Until Steve Osgood handed Cara Consilvio Hydrogen Jukebox, she had never heard of the opera.
“It is such a complex piece that is virtually unknown to virtually everybody,” said Osgood, Chautauqua Opera Company’s general and artistic director.
But as Consilvio spent time with the piece, a collaboration between American composer Philip Glass and beat poet Allen Ginsberg, she discovered a work that is as relatable as it is deep.
“I’ve found the more I listen to it, the more I study the poems, the more layers of complexity I see and the more it unpacks itself, the more it reveals itself to me,” said Consilvio, stage director for Chautauqua Opera’s production of the chamber opera.
At 2:30 p.m. Monday in McKnight Hall, Chautauqua Opera will hold its second open rehearsal for Hydrogen Jukebox. Community members will have the chance to establish a relationship with the piece that, according to Consilvio, will enhance their experience of the full production on July 27 or Aug. 1.

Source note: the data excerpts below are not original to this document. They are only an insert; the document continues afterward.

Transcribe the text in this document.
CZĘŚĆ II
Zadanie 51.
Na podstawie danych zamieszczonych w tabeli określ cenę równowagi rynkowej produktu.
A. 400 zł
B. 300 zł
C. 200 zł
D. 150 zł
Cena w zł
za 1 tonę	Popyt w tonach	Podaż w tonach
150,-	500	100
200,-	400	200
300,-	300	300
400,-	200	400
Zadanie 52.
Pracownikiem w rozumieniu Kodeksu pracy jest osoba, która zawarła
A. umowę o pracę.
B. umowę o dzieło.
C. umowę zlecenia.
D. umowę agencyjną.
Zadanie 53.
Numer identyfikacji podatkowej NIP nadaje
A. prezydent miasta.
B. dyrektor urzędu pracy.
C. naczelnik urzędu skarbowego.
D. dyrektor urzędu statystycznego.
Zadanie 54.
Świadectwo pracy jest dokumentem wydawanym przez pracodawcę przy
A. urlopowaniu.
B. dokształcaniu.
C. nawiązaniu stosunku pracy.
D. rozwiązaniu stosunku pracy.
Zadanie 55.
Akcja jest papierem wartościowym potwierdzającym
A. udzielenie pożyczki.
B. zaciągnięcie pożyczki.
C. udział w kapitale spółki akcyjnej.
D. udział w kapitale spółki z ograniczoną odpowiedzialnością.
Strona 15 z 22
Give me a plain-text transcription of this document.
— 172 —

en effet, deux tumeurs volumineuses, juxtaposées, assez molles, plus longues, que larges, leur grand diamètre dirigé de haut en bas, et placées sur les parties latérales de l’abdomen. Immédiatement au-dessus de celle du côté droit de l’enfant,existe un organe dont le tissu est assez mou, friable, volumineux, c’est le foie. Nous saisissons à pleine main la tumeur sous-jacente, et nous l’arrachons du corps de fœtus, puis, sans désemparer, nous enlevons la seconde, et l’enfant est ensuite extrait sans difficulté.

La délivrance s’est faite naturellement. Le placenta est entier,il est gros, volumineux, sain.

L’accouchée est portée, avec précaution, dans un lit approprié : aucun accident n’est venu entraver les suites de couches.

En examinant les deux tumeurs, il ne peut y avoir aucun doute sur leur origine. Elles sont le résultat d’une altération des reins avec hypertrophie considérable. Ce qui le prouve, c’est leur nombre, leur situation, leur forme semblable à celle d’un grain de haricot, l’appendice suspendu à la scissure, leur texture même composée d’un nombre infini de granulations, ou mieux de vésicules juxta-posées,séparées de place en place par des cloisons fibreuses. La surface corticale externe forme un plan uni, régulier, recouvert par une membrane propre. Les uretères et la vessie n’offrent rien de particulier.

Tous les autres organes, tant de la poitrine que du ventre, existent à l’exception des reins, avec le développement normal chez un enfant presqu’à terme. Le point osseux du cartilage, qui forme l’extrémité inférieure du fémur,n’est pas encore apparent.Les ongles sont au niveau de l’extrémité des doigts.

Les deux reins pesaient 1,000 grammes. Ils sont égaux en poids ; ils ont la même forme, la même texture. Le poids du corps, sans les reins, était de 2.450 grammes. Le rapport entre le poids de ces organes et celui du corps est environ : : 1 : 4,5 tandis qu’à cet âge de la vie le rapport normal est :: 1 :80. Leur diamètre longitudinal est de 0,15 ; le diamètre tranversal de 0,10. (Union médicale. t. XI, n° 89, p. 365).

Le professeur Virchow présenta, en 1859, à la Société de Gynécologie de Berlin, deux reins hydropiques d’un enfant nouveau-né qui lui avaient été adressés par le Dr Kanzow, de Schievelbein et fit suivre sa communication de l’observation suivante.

“I think people need a stake in it,” Consilvio said.
Glass and Ginsberg created Hydrogen Jukebox in 1988 after they crossed paths in an East Village bookstore in New York City. Glass was working to compose a piece for the Vietnam Veterans Theatre Ensemble when he ran into the poet. He invited Ginsberg to join him in the performance, and what started as a one-off turned into a full-fledged production, premiering at the Spoleto Festival in Charleston, South Carolina, in 1990.
The two created a piece that challenges the very definition of opera. In fact, the production (20 songs spanning two hours) is just as often referred to as a song series.

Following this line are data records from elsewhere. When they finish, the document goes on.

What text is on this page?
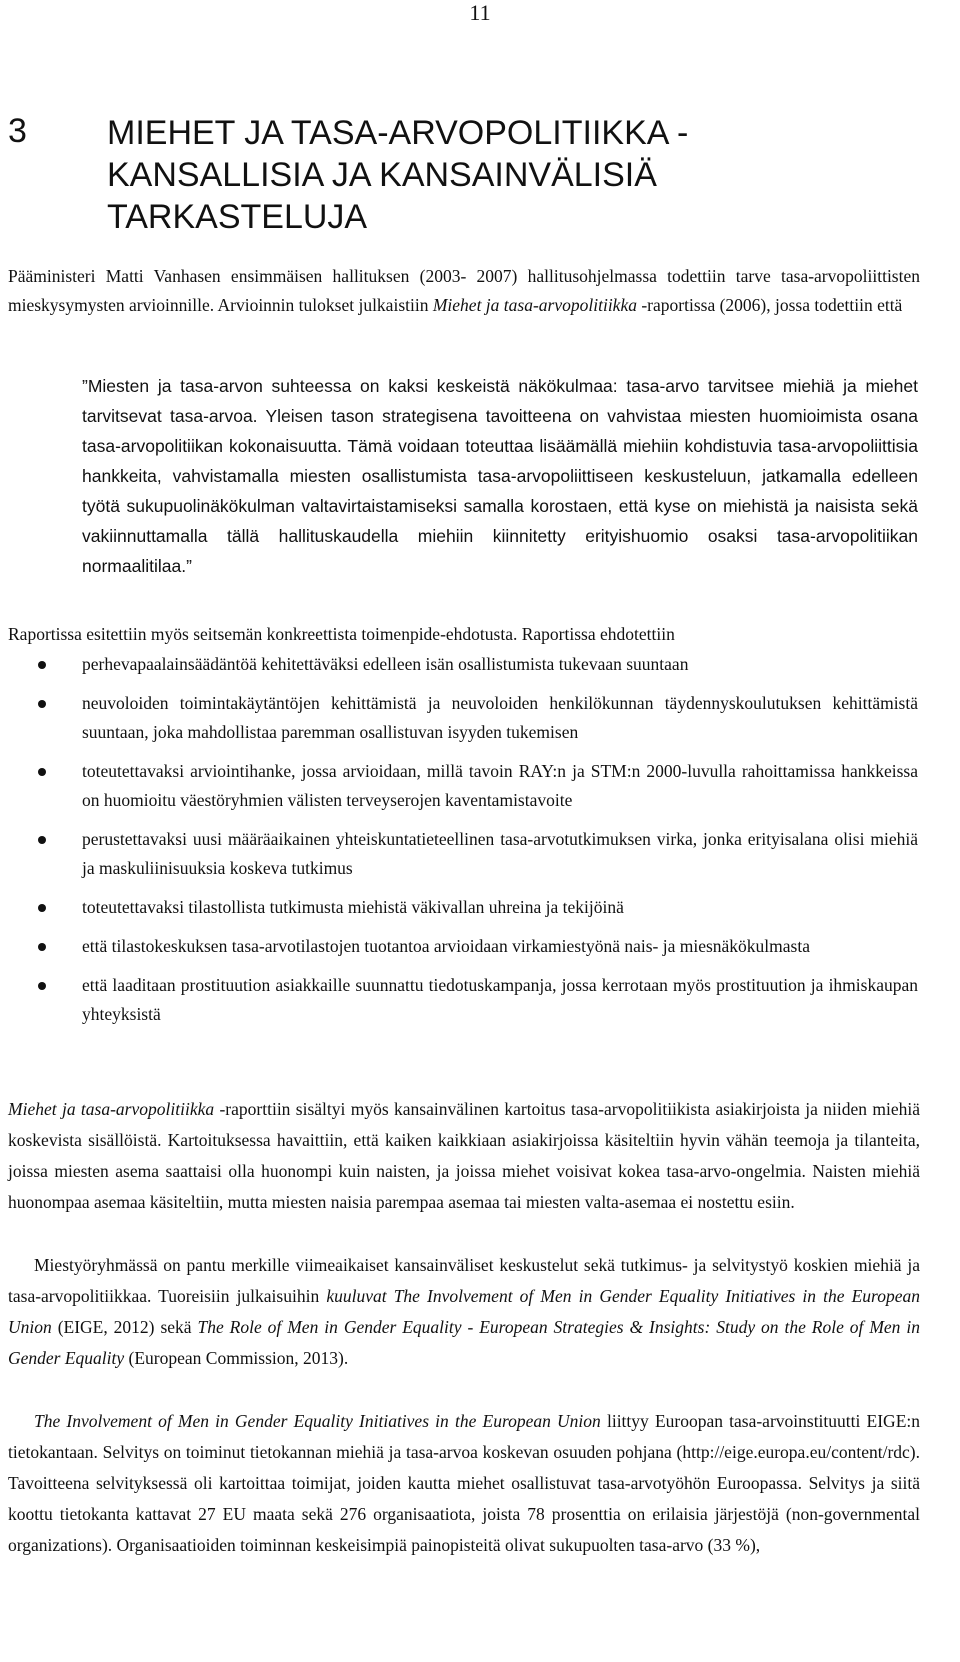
11
3 MIEHET JA TASA-ARVOPOLITIIKKA -
KANSALLISIA JA KANSAINVÄLISIÄ
TARKASTELUJA

Pääministeri Matti Vanhasen ensimmäisen hallituksen (2003- 2007) hallitusohjelmassa todettiin tarve tasa-arvopoliittisten mieskysymysten arvioinnille. Arvioinnin tulokset julkaistiin Miehet ja tasa-arvopolitiikka -raportissa (2006), jossa todettiin että

”Miesten ja tasa-arvon suhteessa on kaksi keskeistä näkökulmaa: tasa-arvo tarvitsee miehiä ja miehet tarvitsevat tasa-arvoa. Yleisen tason strategisena tavoitteena on vahvistaa miesten huomioimista osana tasa-arvopolitiikan kokonaisuutta. Tämä voidaan toteuttaa lisäämällä miehiin kohdistuvia tasa-arvopoliittisia hankkeita, vahvistamalla miesten osallistumista tasa-arvopoliittiseen keskusteluun, jatkamalla edelleen työtä sukupuolinäkökulman valtavirtaistamiseksi samalla korostaen, että kyse on miehistä ja naisista sekä vakiinnuttamalla tällä hallituskaudella miehiin kiinnitetty erityishuomio osaksi tasa-arvopolitiikan normaalitilaa.”

Raportissa esitettiin myös seitsemän konkreettista toimenpide-ehdotusta. Raportissa ehdotettiin

perhevapaalainsäädäntöä kehitettäväksi edelleen isän osallistumista tukevaan suuntaan
neuvoloiden toimintakäytäntöjen kehittämistä ja neuvoloiden henkilökunnan täydennyskoulutuksen kehittämistä suuntaan, joka mahdollistaa paremman osallistuvan isyyden tukemisen
toteutettavaksi arviointihanke, jossa arvioidaan, millä tavoin RAY:n ja STM:n 2000-luvulla rahoittamissa hankkeissa on huomioitu väestöryhmien välisten terveyserojen kaventamistavoite
perustettavaksi uusi määräaikainen yhteiskuntatieteellinen tasa-arvotutkimuksen virka, jonka erityisalana olisi miehiä ja maskuliinisuuksia koskeva tutkimus
toteutettavaksi tilastollista tutkimusta miehistä väkivallan uhreina ja tekijöinä
että tilastokeskuksen tasa-arvotilastojen tuotantoa arvioidaan virkamiestyönä nais- ja miesnäkökulmasta
että laaditaan prostituution asiakkaille suunnattu tiedotuskampanja, jossa kerrotaan myös prostituution ja ihmiskaupan yhteyksistä

Miehet ja tasa-arvopolitiikka -raporttiin sisältyi myös kansainvälinen kartoitus tasa-arvopolitiikista asiakirjoista ja niiden miehiä koskevista sisällöistä. Kartoituksessa havaittiin, että kaiken kaikkiaan asiakirjoissa käsiteltiin hyvin vähän teemoja ja tilanteita, joissa miesten asema saattaisi olla huonompi kuin naisten, ja joissa miehet voisivat kokea tasa-arvo-ongelmia. Naisten miehiä huonompaa asemaa käsiteltiin, mutta miesten naisia parempaa asemaa tai miesten valta-asemaa ei nostettu esiin.

Miestyöryhmässä on pantu merkille viimeaikaiset kansainväliset keskustelut sekä tutkimus- ja selvitystyö koskien miehiä ja tasa-arvopolitiikkaa. Tuoreisiin julkaisuihin kuuluvat The Involvement of Men in Gender Equality Initiatives in the European Union (EIGE, 2012) sekä The Role of Men in Gender Equality - European Strategies & Insights: Study on the Role of Men in Gender Equality (European Commission, 2013).

The Involvement of Men in Gender Equality Initiatives in the European Union liittyy Euroopan tasa-arvoinstituutti EIGE:n tietokantaan. Selvitys on toiminut tietokannan miehiä ja tasa-arvoa koskevan osuuden pohjana (http://eige.europa.eu/content/rdc). Tavoitteena selvityksessä oli kartoittaa toimijat, joiden kautta miehet osallistuvat tasa-arvotyöhön Euroopassa. Selvitys ja siitä koottu tietokanta kattavat 27 EU maata sekä 276 organisaatiota, joista 78 prosenttia on erilaisia järjestöjä (non-governmental organizations). Organisaatioiden toiminnan keskeisimpiä painopisteitä olivat sukupuolten tasa-arvo (33 %),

According to Consilvio, that combination of Glass and Ginsberg is the only way Hydrogen Jukebox could have become that utterly original piece that it is.
“If Glass did this without Allen Ginsberg, it would be a completely different show,” Consilvio said. “If Allen Ginsberg did this without Philip Glass, it would be so different.”

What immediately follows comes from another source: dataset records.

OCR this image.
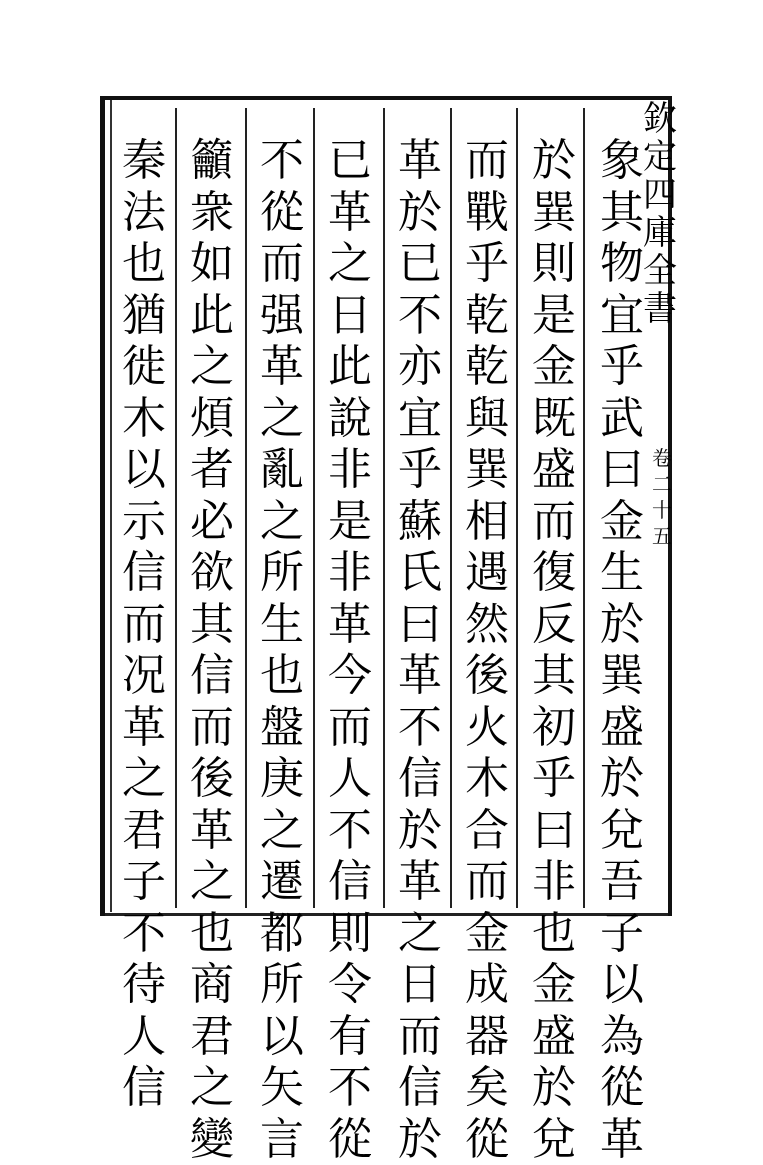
欽
定
四
庫
全
書
卷
二
十
五
象
其
物
宜
乎
武
曰
金
生
於
巽
盛
於
兌
吾
子
以
為
從
革
於
巽
則
是
金
既
盛
而
復
反
其
初
乎
曰
非
也
金
盛
於
兌
而
戰
乎
乾
乾
與
巽
相
遇
然
後
火
木
合
而
金
成
器
矣
從
革
於
已
不
亦
宜
乎
蘇
氏
曰
革
不
信
於
革
之
日
而
信
於
已
革
之
日
此
說
非
是
非
革
今
而
人
不
信
則
令
有
不
從
不
從
而
强
革
之
亂
之
所
生
也
盤
庚
之
遷
都
所
以
矢
言
籲
衆
如
此
之
煩
者
必
欲
其
信
而
後
革
之
也
商
君
之
變
秦
法
也
猶
徙
木
以
示
信
而
况
革
之
君
子
不
待
人
信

Osgood is confident that this production, with its nontraditional, non-narrative structure, will intrigue the Chautauqua community in new ways, leaving them anxious for more.
Osgood is always excited to pull back the curtain on opera, to show audiences how the company works, day in and day out, on the productions that audiences commonly only see on stage as finished pieces. With the addition of open rehearsals this season, Osgood has found a special way to invite audiences into the world of Chautauqua Opera.
And both he and Consilvio recognize how exciting and important that can be.
“I feel like this kind of piece, the more you put into it … the more you get out of it,” Consilvio said.
Osgood echoed that sentiment. If audiences invest in Hydrogen Jukebox, “it will give you back exponentially more,” he said. “And if we don’t give (Chautauquans) that opportunity, we have short-changed their chances.”